Pour un même système, les coûts de production liés à l'alimentation peuvent être très contrastés d'une exploitation à une autre. L'analyse de leurs résultats permet de distinguer différentes stratégies. Certaines sont plus efficaces que d'autres.

Se concentrer sur le coût alimentaire
F. d'Alteroche

Pour en savoir plus

Voir dossier Réussir Bovins Viande d'octobre 2016. RBV 241, p. 16 à 32.

Au sommaire :

. p. 18 - L'alimentation reste le pivot du coût de production. Etude sur 164 exploitations.

. p. 24 - " Les fermes de référence fournissent des repères ". Christèle Pineau, réseau d'élevage Inosys.

. p. 26 - " J'essaye de ne produire qu'avec ce dont je dispose ". Bernard Blin, dans la Nièvre.

. p. 30 - " Nous engraissons avec de l'herbe et des céréales ". Christelle et Denis Rigoulet dans le Forez.

Dans le contexte économique plombé du moment, réaliser un dossier sur les coûts de production, et plus particulièrement sur ceux liés à l'alimentation, peut être analysé comme une provocation. Souvent ce discours agace, dans la mesure où la plupart des éleveurs ont déjà l'impression d'avoir efficacement serré tous les boulons.
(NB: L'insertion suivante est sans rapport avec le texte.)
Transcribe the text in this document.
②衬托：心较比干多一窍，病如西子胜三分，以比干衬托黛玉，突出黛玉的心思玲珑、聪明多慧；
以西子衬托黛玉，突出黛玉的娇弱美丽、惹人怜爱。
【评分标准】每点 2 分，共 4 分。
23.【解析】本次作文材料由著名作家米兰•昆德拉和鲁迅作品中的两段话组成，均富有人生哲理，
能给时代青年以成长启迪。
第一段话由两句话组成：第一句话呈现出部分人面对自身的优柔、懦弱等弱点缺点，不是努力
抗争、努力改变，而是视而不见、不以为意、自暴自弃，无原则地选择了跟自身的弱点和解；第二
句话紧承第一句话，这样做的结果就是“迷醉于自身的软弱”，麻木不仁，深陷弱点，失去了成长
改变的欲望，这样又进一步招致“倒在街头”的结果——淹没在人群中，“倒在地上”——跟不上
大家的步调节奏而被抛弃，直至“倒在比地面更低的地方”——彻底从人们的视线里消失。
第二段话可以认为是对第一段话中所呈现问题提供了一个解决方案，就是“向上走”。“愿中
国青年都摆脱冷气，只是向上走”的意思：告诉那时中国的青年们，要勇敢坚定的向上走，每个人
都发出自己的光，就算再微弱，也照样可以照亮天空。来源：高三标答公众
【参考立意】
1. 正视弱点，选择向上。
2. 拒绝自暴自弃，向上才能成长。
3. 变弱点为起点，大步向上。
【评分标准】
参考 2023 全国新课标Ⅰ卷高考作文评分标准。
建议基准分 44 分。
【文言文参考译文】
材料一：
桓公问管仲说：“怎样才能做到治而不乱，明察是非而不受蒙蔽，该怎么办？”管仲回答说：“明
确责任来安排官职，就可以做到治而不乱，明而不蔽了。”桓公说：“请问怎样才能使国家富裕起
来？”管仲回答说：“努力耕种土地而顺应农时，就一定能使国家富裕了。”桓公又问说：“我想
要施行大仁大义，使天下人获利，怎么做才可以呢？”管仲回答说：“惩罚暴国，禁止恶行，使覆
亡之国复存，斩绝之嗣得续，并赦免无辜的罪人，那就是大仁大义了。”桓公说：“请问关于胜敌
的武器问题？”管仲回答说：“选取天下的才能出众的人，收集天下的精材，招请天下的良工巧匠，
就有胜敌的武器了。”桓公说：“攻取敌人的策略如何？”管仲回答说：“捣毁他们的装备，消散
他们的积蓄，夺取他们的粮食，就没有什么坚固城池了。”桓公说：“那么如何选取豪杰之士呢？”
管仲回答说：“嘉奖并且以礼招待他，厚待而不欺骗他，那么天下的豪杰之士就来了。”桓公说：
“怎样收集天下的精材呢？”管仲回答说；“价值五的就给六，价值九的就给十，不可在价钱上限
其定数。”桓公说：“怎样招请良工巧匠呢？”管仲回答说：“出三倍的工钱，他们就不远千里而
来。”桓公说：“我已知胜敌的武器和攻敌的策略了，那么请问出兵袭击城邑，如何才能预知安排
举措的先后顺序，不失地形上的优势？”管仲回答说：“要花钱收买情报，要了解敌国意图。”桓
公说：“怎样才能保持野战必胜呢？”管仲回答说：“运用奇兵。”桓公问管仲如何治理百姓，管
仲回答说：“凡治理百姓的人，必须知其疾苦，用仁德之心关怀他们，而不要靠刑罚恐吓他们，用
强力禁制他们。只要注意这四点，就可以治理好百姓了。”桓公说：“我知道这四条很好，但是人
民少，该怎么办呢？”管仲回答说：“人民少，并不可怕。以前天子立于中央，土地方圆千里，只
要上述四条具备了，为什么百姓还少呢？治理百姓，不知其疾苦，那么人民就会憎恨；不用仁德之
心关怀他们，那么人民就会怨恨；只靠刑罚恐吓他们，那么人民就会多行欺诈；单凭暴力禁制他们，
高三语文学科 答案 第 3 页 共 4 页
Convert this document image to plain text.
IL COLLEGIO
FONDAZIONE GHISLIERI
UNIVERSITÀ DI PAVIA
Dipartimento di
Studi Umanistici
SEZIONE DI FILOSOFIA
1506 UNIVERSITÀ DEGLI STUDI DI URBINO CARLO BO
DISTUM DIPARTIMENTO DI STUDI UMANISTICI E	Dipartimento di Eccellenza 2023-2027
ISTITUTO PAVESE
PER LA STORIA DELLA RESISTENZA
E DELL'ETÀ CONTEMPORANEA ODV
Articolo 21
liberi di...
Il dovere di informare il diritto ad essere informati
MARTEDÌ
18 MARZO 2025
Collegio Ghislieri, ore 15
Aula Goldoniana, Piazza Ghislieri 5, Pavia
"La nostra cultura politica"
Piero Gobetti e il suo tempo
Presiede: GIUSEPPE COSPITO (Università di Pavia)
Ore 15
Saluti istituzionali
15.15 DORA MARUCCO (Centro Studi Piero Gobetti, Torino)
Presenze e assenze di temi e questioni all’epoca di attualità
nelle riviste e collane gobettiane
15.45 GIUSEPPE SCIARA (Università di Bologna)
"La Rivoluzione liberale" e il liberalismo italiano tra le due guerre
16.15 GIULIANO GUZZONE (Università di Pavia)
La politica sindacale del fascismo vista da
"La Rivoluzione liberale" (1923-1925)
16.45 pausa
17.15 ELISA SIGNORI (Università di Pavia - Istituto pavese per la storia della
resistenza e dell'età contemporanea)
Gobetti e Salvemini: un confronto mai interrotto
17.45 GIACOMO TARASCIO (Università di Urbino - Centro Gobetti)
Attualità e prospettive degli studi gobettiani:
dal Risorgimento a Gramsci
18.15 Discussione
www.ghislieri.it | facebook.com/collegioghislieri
Comparer les situations entre des exploitations où le système de production et le type d'animaux produits sont très similaires, est pourtant riche d'enseignements. Cela permet d'analyser différentes stratégies, et surtout de repérer si certaines s'avèrent être plus efficaces que d'autres. Il s'agit alors de savoir comment et pourquoi elles le sont.

Ce travail a récemment été réalisé pour des systèmes naisseurs du centre de la France. L'analyse des chiffres a mis en évidence les points forts et faibles de certaines exploitations. Bien entendu, les précédents exercices ont été pris en compte. La conjoncture était alors plus sereine que le marasme du moment. Pour autant, les systèmes qui ont une longueur d'avance en période favorable la maintiennent ensuite les années de vaches maigres. La comparaison des données technico-économiques entre exploitations permet aussi de mieux comprendre pourquoi certaines sont plus sensibles que d'autres aux aléas de la conjoncture.

Fini la main lourde sur la complémentation !

Pour la production de bétail destiné à l'engraissement, le prix des céréales et des tourteaux a pu inciter à une époque à avoir la main un peu lourde. Au début des années 2000, le prix du bétail maigre était plus attractif, en particulier au moment du creux de sortie estival. Cela pouvait inciter à complémenter de façon généreuse des broutards nés tôt en saison dans la mesure où il y avait la perspective d'avoir un véritable retour sur investissement. La situation a bien changé depuis. L'analyse de différentes trajectoires d'exploitation confirme que c'est le respect d'un certain nombre de fondamentaux, concernant tout autant la conduite d'élevage, la gestion du pâturage que les performances du système fourrager, qui permettent d'atteindre une meilleure efficacité économique sans devoir toujours augmenter la productivité de la main-d'oeuvre.